Using a graph-based model structure and training an AI brain on a smaller, yet more focused, dataset, helps confine the boundaries of responses. For an investment application, KGs can guide a model through the open-source LLM’s vast knowledge, for example, by determining the relevance of various terms that may or may not be related to technology and innovation (Display). While an LLM focuses on the statistical probability of a word appearing near another word, a graph-based model can become an increasingly intelligent subject-matter expert. It can be designed to understand causal relationships among concepts, words and phrases in areas such as macroeconomics, technology, finance and geopolitics that are more likely to have an impact on financial markets and securities.
Connections Are Mapped Between Relevant Concepts
For illustrative purposes only
Source: AllianceBernstein (AB)
KGs can improve accuracy because the relationships between the words and topics discussed are more precisely defined. Building an AI model that combines a KG’s specificity with an LLM’s breadth can deliver the best of both worlds for investors (Display), in our view.
For illustrative purposes only
Source: AB
The reliability of a KG-based AI model can also be improved by carefully choosing training data from verified sources of unbiased knowledge in an array of fields. Sources can include material from the International Monetary Fund, the World Trade Organization and global central banks. The KG must constantly evolve by capturing and digesting new information from the selected reliable sources.
Still, carefully curating KG training materials won’t eliminate hallucinations. AI professionals can deploy other tools when building a model that we believe can lead to much more trustworthy outputs.

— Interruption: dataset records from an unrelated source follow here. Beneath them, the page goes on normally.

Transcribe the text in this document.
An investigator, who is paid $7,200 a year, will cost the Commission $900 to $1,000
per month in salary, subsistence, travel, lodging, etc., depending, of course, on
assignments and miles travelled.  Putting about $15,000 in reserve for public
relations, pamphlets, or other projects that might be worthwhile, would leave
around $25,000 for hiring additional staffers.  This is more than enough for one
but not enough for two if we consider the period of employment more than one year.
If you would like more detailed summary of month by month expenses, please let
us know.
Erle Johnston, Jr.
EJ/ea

For example, knowledge-based reasoning can foster smarter prompting. This involves using KGs to generate prompts that are grounded in factual information and vetted sources. It provides the LLM with a more accurate and relevant starting point for generating its output.

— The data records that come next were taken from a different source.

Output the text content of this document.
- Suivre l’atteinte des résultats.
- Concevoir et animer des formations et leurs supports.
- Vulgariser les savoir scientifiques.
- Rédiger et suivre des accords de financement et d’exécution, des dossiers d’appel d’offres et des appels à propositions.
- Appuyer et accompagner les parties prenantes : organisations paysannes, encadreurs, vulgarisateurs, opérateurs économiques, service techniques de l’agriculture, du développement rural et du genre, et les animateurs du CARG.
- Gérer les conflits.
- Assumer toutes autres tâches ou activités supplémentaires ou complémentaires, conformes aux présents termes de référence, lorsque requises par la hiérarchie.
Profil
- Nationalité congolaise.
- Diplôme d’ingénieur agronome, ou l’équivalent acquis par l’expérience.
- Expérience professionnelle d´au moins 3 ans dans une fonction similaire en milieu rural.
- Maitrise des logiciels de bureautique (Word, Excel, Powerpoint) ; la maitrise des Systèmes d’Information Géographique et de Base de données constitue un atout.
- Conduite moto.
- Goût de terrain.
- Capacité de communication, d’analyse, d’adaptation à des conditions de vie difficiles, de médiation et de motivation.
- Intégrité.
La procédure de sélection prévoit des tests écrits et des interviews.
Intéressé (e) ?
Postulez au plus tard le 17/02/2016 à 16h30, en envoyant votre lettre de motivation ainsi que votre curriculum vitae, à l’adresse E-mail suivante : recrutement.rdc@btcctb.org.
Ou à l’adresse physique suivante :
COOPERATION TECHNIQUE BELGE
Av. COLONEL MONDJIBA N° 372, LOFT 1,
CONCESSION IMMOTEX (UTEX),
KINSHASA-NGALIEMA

Graph structure can also fact-check outcomes. In fact, a well-designed graph structure can quantify the reliability of an LLM model’s output and can warn systems and/or human administrators of potential hallucinations.
For investment models, an AI-driven system must be designed for clearly defined goals. That requires combining different models and technologies for the targeted output, such as identifying securities that may benefit or underperform because of an event that affects an industry. While nontechnological investors may not fully understand how the models work, it’s important to ask a portfolio manager that uses AI to explain in plain English how the models form a coherent architecture that supports the investment strategy.

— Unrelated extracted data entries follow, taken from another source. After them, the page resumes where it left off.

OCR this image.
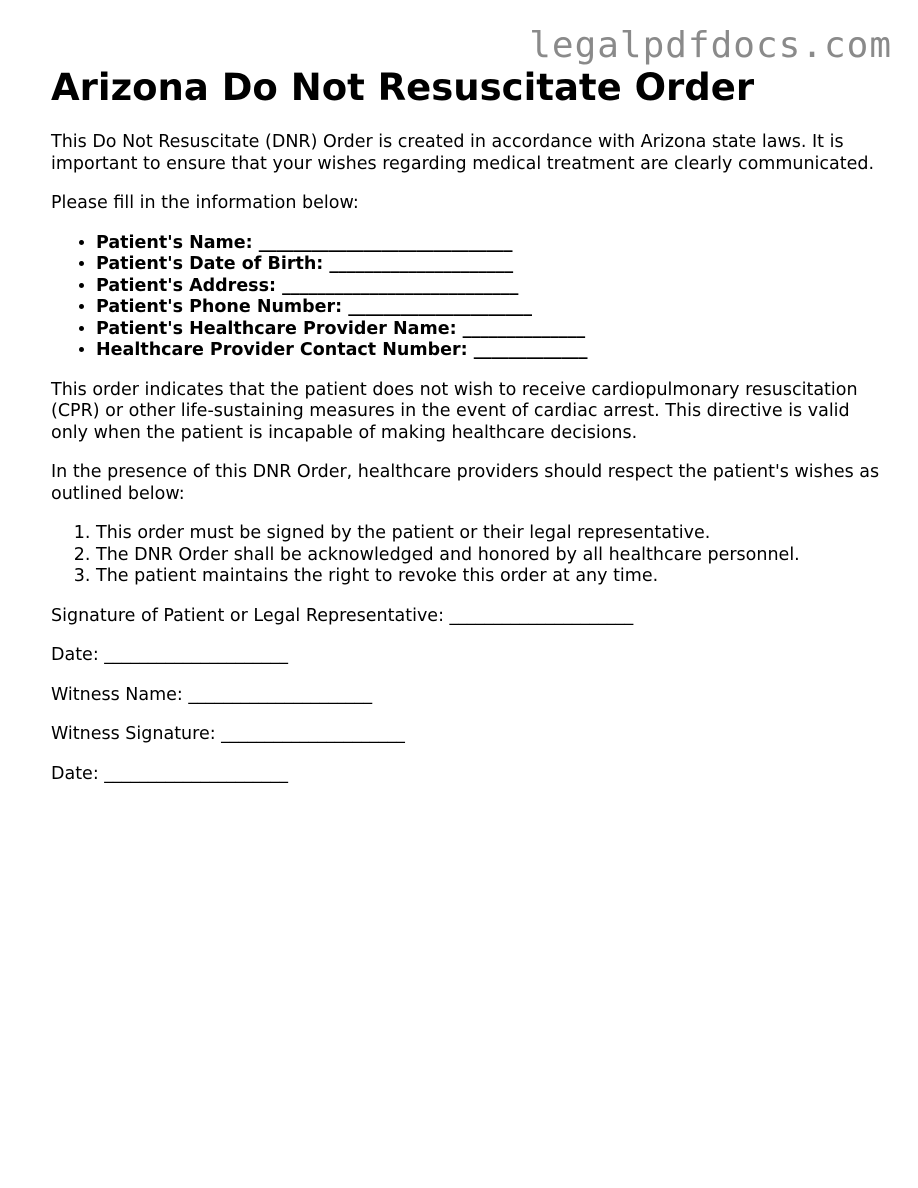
legalpdfdocs.com
Arizona Do Not Resuscitate Order

This Do Not Resuscitate (DNR) Order is created in accordance with Arizona state laws. It is important to ensure that your wishes regarding medical treatment are clearly communicated.

Please fill in the information below:

• Patient's Name: _____________________________
• Patient's Date of Birth: _____________________
• Patient's Address: ___________________________
• Patient's Phone Number: _____________________
• Patient's Healthcare Provider Name: ______________
• Healthcare Provider Contact Number: _____________

This order indicates that the patient does not wish to receive cardiopulmonary resuscitation (CPR) or other life-sustaining measures in the event of cardiac arrest. This directive is valid only when the patient is incapable of making healthcare decisions.

In the presence of this DNR Order, healthcare providers should respect the patient's wishes as outlined below:

1. This order must be signed by the patient or their legal representative.
2. The DNR Order shall be acknowledged and honored by all healthcare personnel.
3. The patient maintains the right to revoke this order at any time.

Signature of Patient or Legal Representative: _____________________

Date: _____________________

Witness Name: _____________________

Witness Signature: _____________________

Date: _____________________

With the right combination of techniques, we believe hallucinations can be dramatically curbed in an AI model. Greater accuracy is the cornerstone of an AI investing brain, which can be designed to search beyond traditional data sources and quantitative strategies for attractive investments across asset classes, unhindered by human behavioral biases.
In a world of increasing uncertainty and rapid change, investors seeking to capitalize on the AI revolution need conviction that the technology isn’t delusional. By combining LLMs with focused KGs and incorporating thorough risk-control mechanisms, systematic sanity checks can be applied to ensure that an AI-driven investing model is firmly rooted in a world of real opportunity.
The views expressed herein do not constitute research, investment advice or trade recommendations, do not necessarily represent the views of all AB portfolio-management teams and are subject to change over time.